Shanghai Center for Plant Stress Biology and Center for Excellence in Molecular Plant Sciences, Chinese Academy of Sciences, Shanghai, China.
Shandong Shunfeng Biotechnology Co. Ltd, Jinan, China.
Nat Biotechnol. 2020 Dec;38(12):1402-1407. doi: 10.1038/s41587-020-0581-5. Epub 2020 Jul 6.
CRISPR-Cas9 methods have been applied to generate random insertions and deletions, large deletions, targeted insertions or replacements of short sequences, and precise base changes in plants. However, versatile methods for targeted insertion or replacement of long sequences and genes, which are needed for functional genomics studies and trait improvement in crops, are few and largely depend on the use of selection markers. Building on methods developed in mammalian cells, we used chemically modified donor DNA and CRISPR-Cas9 to insert sequences of up to 2,049 base pairs (bp), including enhancers and promoters, into the rice genome at an efficiency of 25%. We also report a method for gene replacement that relies on homology-directed repair, chemically modified donor DNA and the presence of tandem repeats at target sites, achieving replacement with up to 130-bp sequences at 6.1% efficiency.
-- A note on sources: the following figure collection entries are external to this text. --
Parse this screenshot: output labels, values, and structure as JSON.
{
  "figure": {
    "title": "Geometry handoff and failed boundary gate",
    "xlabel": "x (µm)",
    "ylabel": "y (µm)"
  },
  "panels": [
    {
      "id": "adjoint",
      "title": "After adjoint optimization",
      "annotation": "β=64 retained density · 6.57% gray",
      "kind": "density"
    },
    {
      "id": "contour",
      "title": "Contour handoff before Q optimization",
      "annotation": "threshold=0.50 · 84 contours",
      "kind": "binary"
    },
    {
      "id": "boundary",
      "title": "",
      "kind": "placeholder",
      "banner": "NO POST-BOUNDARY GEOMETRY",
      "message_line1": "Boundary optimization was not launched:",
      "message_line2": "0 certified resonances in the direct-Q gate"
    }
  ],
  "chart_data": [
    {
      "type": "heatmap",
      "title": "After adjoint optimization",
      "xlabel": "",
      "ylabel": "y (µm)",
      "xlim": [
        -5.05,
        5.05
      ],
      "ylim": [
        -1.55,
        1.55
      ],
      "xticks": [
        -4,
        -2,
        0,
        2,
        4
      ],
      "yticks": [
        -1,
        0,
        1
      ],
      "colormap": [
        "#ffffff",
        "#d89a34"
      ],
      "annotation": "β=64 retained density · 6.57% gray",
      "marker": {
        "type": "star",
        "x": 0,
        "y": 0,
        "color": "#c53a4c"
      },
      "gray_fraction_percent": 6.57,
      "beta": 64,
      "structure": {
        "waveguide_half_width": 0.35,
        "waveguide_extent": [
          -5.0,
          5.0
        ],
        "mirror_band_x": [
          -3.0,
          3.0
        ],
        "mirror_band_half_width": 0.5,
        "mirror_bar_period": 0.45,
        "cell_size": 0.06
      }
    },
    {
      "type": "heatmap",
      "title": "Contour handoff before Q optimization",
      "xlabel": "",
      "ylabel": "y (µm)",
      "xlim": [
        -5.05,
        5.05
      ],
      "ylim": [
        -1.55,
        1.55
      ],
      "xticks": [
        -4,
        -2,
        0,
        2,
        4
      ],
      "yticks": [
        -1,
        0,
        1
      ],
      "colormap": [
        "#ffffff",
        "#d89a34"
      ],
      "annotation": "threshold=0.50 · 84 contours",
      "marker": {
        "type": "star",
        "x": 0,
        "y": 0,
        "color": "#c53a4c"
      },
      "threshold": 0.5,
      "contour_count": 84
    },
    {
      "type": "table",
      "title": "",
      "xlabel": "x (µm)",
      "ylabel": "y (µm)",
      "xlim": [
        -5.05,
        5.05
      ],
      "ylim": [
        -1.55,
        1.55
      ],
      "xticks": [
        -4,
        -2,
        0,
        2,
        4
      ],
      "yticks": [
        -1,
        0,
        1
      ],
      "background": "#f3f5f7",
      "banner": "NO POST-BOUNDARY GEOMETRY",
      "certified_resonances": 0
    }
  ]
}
CRISPR-Cas9 方法已被应用于生成随机插入和缺失、大片段缺失、靶向短序列插入或替换以及植物的精确碱基改变。然而,用于功能基因组学研究和作物性状改良的长序列和基因的靶向插入或替换的多功能方法很少,并且在很大程度上依赖于选择标记的使用。基于在哺乳动物细胞中开发的方法,我们使用化学修饰的供体 DNA 和 CRISPR-Cas9 将长达 2049 个碱基对 (bp) 的序列,包括增强子和启动子,插入到水稻基因组中,效率为 25%。我们还报告了一种基因替换方法,该方法依赖于同源定向修复、化学修饰的供体 DNA 和靶位点处串联重复的存在,在 6.1%的效率下实现了长达 130bp 序列的替换。